Ella se levantó, dispuesta a marcharse, pero Cian, agarrándola por el brazo, la forzó a sentarse de nuevo. Amélie abrió la boca para decirle cuatro cosas, pero él se le adelantó:

—Te lo prohíbo y, si no me haces caso, te llevaré a mi casa y te dejaré encerrada hasta que vuelva Killian y sea él el que se asegure de tu protección. Y no es una broma. —Aún la tenía cogida del brazo y un vistazo a sus ojos que estaban cogiendo un inconfundible tono rojizo, le dijo que en ese momento era imposible discutir racionalmente con él. Olvidándose de la decisión que había tomado después de hablar con Lee, se revolvió hasta que consiguió que le soltara el brazo y se levantó:

—¿Eso era todo lo que tenías que decirme? —Él también se puso en pie.

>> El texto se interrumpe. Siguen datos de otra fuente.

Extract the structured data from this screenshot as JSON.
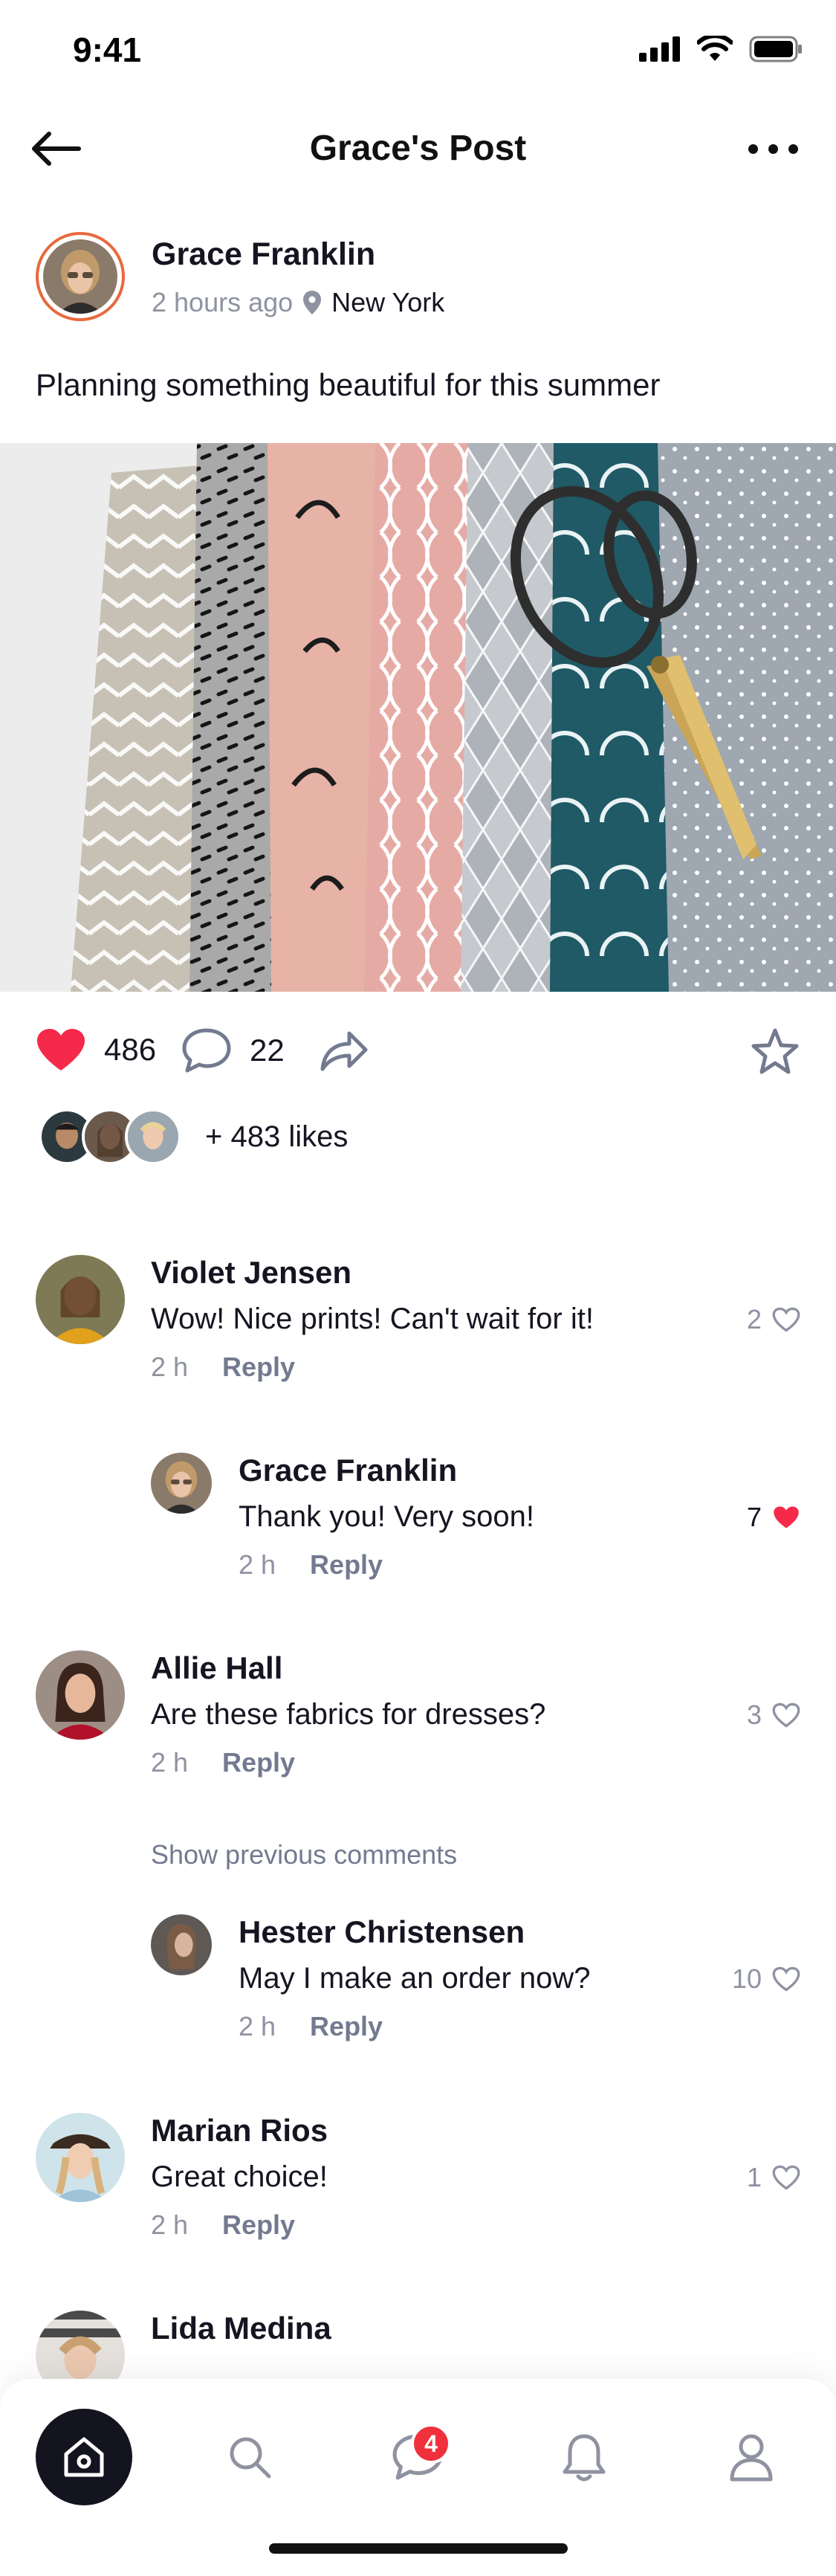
{
  "status": {
    "time": "9:41"
  },
  "header": {
    "title": "Grace's Post"
  },
  "post": {
    "author": "Grace Franklin",
    "time": "2 hours ago",
    "location": "New York",
    "caption": "Planning something beautiful for this summer",
    "likes_count": "486",
    "comments_count": "22",
    "likes_summary": "+ 483 likes"
  },
  "comments": [
    {
      "name": "Violet Jensen",
      "text": "Wow! Nice prints! Can't wait for it!",
      "time": "2 h",
      "reply": "Reply",
      "likes": "2",
      "liked": false
    },
    {
      "name": "Grace Franklin",
      "text": "Thank you! Very soon!",
      "time": "2 h",
      "reply": "Reply",
      "likes": "7",
      "liked": true
    },
    {
      "name": "Allie Hall",
      "text": "Are these fabrics for dresses?",
      "time": "2 h",
      "reply": "Reply",
      "likes": "3",
      "liked": false
    },
    {
      "name": "Hester Christensen",
      "text": "May I make an order now?",
      "time": "2 h",
      "reply": "Reply",
      "likes": "10",
      "liked": false
    },
    {
      "name": "Marian Rios",
      "text": "Great choice!",
      "time": "2 h",
      "reply": "Reply",
      "likes": "1",
      "liked": false
    },
    {
      "name": "Lida Medina"
    }
  ],
  "show_previous": "Show previous comments",
  "tabbar": {
    "messages_badge": "4"
  },
  "colors": {
    "accent": "#f5294a",
    "dark": "#141421",
    "muted": "#8f92a1",
    "ring": "#e8693d",
    "badge": "#f0303c"
  },
  "icons": [
    "back-arrow-icon",
    "more-icon",
    "location-pin-icon",
    "heart-icon",
    "comment-icon",
    "share-icon",
    "star-icon",
    "home-icon",
    "search-icon",
    "chat-icon",
    "bell-icon",
    "profile-icon"
  ]
}
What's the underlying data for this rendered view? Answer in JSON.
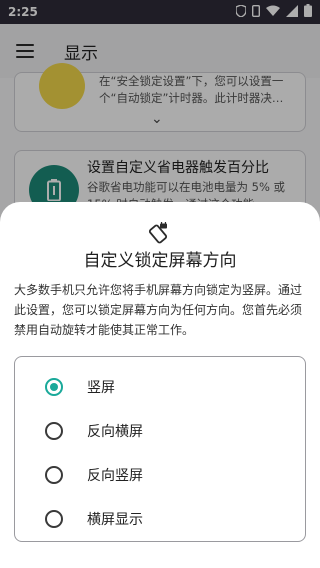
{
  "status_bar": {
    "time": "2:25",
    "icons": [
      "shield-icon",
      "phone-icon",
      "wifi-icon",
      "signal-icon",
      "battery-icon"
    ]
  },
  "app_bar": {
    "title": "显示",
    "menu_icon": "menu-icon"
  },
  "background_cards": [
    {
      "text": "在“安全锁定设置”下，您可以设置一个“自动锁定”计时器。此计时器决…",
      "icon": "timer-icon",
      "icon_color": "#f0d64a",
      "expand_icon": "chevron-down-icon"
    },
    {
      "title": "设置自定义省电器触发百分比",
      "text": "谷歌省电功能可以在电池电量为 5% 或 15% 时自动触发，通过这个功能…",
      "icon": "battery-icon",
      "icon_color": "#1d8a78"
    }
  ],
  "sheet": {
    "icon": "screen-rotation-lock-icon",
    "title": "自定义锁定屏幕方向",
    "description": "大多数手机只允许您将手机屏幕方向锁定为竖屏。通过此设置，您可以锁定屏幕方向为任何方向。您首先必须禁用自动旋转才能使其正常工作。",
    "options": [
      {
        "label": "竖屏",
        "selected": true
      },
      {
        "label": "反向横屏",
        "selected": false
      },
      {
        "label": "反向竖屏",
        "selected": false
      },
      {
        "label": "横屏显示",
        "selected": false
      }
    ],
    "accent_color": "#1aa99a"
  }
}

—No, siéntate de nuevo —haciendo un esfuerzo terminó con un—: Por favor.

—Lo siento, pero tengo que volver a casa.

—Te acompaño.

—No es necesario.

—Vamos. —Sin hacerle caso, cogió la mano derecha femenina y la colocó sobre su brazo y comenzaron a caminar juntos, rodeados por un tenso silencio, hasta llegar a la casa de Killian y Gabrielle, con quienes ella vivía. Él esperó hasta que abrieron la puerta, y antes de darse la vuelta, ordenó—: Lo he dicho en serio, Amélie. Son muy peligrosos. No te atrevas a salir sola. —Dándose la vuelta, se marchó y ella entró en la casa con ganas de estrangular a alguien. James, que había sido testigo de todo, ocultó una sonrisa mientras cerraba la puerta.

—Espero que haya sido un paseo agradable.

—No estoy para bromitas, James. —Subió la escalera muy enfadada, decidida a no volver a quedar con él nunca más.

La sonrisa de James afloró cuando ella no pudo verlo. Más tarde hablaría con Lee sobre lo que acababa de presenciar. Sabía que el maestro se quedaría más tranquilo al conocer quién era el que provocaba que la muchacha, últimamente, estuviera tan distraída. Los dos estaban preocupados por ella y solían hablarlo algunas tardes cuando se reunían para tomar una taza de té.